Unbeknownst to them — until later, maybe, when they gave up looking and walked around the corner — they were the victims of a little time-wasting prank. Because the hidden Dory was actually right around the corner. You could find her on a rock on the way to the neighboring port of Lost River Delta, where her cohort Hank the octopus was perched with a coffee pot in his tentacle.
For a while, guests could still pick up some StormRider memorabilia at a nearby shop in Port Discovery called Discovery Gifts.
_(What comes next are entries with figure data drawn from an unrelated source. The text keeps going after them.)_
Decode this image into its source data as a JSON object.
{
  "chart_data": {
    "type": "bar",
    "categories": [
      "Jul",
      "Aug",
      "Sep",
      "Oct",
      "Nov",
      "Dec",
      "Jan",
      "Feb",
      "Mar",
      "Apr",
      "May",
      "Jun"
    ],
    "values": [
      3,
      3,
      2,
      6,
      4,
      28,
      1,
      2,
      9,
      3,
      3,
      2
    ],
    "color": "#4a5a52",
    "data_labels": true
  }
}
This is where they were selling the last of the StormRider souvenirs, such as file folders emblazoned with the words “StormRider Forever!”
Even though it is now a piece of park history, it was worth taking a look back at StormRider, since this attraction once formed the very lynchpin of Port Discovery's theme, and it no doubt remains closely intertwined with memories of the port for guests who visited DisneySea over its first fifteen years of operation.
Besides, though it may have slipped into the past now, the Center for Weather Control was always supposed to be “located across the horizons of time” (to quote the DisneySea guide map). So think of it that way: not gone, but still existing somewhere, across the horizons of time.
StormRider forever!
Update: 10/14/2016. The official TDR blog has released more concept art for Nemo & Friends SeaRider, as it is now called, showing that the exterior will in fact be a modified version of the StormRider building.
DisneySea will therefore retain one of its dominant structures, a key feature of the Port Discovery skyline, where the echo of StormRider lives on in architecture (rather like the majestic hull of a sunken ship, which has since been repurposed as an undersea playground for blue tangs and clownfish of the talking sort.)
Frequent Disney parkgoers, mostly adults, often bemoan the fact that kid-friendly characters are commandeering the theming of all the attractions inside the parks. First, the integrity of Florida's Epcot was compromised. Is DisneySea next?
The Gaijin Ghost will reserve judgment till SeaRider has opened.